The authors understand that when speaking of emotions, every utterance is figurative, and that therapists are only as good as the metaphors at their command. The metaphors of Eastern medicine, they suggest, are especially useful in describing individuals’ natures, mental processes and group dynamics. In 14 patient chapters, they introduce readers to concepts as simple as yin and yang and as complex as the “law of the five elements,” which holds that the natural transition of emotions is from joy to contemplation; contemplation to grief; grief to fear; fear to anger and anger to joy. The book at times becomes a bit too schematic–would you want your patients to know that, after they left, you consulted a table to determine whether they were more wood than metal or more water than earth? But that is probably inevitable in introducing readers to a system of symbols this intricate. Therapists of an impressionistic bent will find this book especially useful.
The Shattered Self: The End of Natural Evolution
By Pierre Baldi
MIT Press. 220 pp. ISBN 0-262-02502-7
If Pierre Baldi is correct, the therapist of the future . . . well, there won’t be any therapists in the future. That’s because there won’t be any selves in the future, at least not as we now understand them. Baldi, a professor of information and computer science and biological chemistry at the University of California at Irvine, argues that as our minds and bodies become more malleable (via genetic engineering, among other things), our collective identity will become malleable as well.
“Genomes, computations and minds are rather fluid and continuous entities both in space and in time,” he writes. “Individually, we are just samples of this continuum.

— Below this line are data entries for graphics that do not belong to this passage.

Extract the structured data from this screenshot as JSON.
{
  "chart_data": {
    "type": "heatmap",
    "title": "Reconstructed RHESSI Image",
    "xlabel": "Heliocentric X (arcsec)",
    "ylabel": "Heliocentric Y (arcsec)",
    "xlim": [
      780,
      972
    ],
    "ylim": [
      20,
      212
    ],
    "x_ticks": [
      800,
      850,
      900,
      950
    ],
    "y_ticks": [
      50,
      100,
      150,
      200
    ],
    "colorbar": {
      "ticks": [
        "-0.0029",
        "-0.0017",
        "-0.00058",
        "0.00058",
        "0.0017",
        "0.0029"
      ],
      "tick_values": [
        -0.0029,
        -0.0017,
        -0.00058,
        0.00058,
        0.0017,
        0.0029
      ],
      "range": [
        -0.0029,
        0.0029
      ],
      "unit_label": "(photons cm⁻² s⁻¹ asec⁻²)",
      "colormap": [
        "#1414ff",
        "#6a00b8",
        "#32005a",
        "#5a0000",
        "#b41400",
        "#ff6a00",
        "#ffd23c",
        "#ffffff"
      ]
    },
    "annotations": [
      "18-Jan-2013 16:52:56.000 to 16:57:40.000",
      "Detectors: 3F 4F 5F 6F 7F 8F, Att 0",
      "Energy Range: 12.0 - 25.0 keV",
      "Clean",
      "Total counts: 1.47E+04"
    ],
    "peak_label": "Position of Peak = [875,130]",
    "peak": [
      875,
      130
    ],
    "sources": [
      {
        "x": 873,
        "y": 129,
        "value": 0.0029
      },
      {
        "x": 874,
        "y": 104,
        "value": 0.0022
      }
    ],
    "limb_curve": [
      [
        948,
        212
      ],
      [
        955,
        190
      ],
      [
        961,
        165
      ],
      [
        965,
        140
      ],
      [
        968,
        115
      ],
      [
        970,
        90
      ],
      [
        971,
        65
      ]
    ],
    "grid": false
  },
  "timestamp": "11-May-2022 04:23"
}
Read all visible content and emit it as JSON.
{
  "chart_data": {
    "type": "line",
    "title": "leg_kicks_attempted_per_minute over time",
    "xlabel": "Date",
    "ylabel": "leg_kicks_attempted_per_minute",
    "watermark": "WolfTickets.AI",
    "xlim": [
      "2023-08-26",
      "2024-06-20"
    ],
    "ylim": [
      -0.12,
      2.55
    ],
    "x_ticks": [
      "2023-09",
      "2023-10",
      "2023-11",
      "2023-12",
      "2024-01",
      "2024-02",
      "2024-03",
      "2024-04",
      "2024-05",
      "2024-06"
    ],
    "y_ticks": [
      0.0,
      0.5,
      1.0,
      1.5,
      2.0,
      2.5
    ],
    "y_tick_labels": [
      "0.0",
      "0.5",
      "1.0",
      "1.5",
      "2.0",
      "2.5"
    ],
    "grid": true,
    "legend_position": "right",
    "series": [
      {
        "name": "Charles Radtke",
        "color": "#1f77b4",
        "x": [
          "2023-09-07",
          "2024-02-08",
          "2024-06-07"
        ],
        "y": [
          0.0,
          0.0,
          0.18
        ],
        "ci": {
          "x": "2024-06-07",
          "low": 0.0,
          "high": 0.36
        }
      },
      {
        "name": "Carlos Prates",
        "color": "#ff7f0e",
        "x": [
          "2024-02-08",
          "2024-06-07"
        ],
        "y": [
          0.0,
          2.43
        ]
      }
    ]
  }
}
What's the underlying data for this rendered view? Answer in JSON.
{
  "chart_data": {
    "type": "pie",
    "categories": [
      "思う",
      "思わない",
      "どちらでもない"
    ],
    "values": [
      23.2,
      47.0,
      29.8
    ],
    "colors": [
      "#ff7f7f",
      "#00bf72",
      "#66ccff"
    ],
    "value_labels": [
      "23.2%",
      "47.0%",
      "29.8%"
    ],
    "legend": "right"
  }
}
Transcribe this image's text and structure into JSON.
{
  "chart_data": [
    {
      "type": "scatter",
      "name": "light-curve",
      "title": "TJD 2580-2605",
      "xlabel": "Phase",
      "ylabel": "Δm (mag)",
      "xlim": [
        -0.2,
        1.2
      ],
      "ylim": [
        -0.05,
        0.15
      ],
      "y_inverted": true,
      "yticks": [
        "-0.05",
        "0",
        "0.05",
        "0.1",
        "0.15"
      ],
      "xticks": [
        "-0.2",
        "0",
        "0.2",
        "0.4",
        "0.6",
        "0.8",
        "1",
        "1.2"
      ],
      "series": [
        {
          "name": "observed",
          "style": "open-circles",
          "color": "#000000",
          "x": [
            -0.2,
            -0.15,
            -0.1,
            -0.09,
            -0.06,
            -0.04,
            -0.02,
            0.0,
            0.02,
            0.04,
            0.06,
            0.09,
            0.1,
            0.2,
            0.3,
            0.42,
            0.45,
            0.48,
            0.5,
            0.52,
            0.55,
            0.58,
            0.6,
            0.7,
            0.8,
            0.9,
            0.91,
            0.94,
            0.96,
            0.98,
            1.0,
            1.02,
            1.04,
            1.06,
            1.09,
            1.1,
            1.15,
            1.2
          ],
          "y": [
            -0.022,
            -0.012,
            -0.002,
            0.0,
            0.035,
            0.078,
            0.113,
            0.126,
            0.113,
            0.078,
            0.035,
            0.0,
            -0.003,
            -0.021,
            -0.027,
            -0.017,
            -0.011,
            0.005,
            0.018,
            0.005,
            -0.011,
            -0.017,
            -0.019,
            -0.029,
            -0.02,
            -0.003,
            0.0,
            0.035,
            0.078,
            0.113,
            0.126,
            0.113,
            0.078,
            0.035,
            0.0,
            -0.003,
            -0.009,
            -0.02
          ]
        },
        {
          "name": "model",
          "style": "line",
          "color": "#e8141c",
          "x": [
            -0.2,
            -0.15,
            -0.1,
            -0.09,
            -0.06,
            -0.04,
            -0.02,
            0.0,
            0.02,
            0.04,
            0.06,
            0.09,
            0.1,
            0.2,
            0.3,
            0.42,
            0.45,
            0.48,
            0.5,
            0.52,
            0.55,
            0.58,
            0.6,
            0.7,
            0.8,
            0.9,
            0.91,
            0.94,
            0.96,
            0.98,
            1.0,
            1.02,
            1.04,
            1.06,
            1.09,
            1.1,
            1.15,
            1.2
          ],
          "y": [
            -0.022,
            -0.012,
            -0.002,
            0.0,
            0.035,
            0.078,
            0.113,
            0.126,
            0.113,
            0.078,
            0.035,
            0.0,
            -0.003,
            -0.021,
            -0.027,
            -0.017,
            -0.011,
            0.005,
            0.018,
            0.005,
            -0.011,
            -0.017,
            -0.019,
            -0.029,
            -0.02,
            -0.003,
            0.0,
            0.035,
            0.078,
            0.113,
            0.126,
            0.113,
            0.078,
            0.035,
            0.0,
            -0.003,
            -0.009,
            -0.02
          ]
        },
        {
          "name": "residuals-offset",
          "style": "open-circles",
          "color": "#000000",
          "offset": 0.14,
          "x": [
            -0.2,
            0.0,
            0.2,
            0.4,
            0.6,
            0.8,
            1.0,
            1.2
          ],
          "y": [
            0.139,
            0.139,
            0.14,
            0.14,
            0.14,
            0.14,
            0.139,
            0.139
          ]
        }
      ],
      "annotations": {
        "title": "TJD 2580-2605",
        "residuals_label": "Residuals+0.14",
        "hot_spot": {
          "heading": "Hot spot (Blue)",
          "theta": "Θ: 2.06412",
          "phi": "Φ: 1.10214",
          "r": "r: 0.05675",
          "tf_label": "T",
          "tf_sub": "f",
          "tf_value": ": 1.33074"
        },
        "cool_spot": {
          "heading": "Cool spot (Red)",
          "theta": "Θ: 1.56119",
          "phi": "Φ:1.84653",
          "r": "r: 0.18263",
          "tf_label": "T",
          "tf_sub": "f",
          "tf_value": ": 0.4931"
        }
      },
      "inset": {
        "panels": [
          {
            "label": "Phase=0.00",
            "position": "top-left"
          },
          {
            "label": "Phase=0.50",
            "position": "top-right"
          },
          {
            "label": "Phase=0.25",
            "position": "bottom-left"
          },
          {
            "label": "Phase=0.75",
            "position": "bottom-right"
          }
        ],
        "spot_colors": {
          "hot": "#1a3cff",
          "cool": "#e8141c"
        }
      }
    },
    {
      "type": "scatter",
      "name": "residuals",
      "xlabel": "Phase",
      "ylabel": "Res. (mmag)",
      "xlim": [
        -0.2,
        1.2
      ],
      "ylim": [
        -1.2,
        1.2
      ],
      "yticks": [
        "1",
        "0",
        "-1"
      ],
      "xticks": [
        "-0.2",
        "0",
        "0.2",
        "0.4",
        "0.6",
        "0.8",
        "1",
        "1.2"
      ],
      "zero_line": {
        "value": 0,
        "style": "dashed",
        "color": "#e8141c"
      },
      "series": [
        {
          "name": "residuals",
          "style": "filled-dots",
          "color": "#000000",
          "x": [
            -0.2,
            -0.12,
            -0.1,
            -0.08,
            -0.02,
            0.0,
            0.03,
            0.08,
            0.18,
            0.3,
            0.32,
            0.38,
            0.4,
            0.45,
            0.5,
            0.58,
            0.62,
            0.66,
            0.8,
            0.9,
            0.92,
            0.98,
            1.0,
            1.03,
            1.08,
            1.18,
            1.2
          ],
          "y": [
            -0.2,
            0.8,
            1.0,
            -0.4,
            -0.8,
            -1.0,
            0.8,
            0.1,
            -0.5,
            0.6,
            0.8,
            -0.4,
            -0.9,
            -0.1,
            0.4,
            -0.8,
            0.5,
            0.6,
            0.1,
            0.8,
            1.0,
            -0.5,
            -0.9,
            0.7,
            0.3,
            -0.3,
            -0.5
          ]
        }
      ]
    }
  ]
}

The boundary between the self and the other, the self and the world, the inside and the outside has begun to blur and ultimately may evaporate entirely.”
This is a provocative, unsettling book, that inspires contemplation of “the self,” even as it predicts the self’s demise. But Baldi’s arguments would prove more compelling were they more nuanced. In this book, he seems far too eager to sweep aside opposition to the self-less future with the broom of inevitability.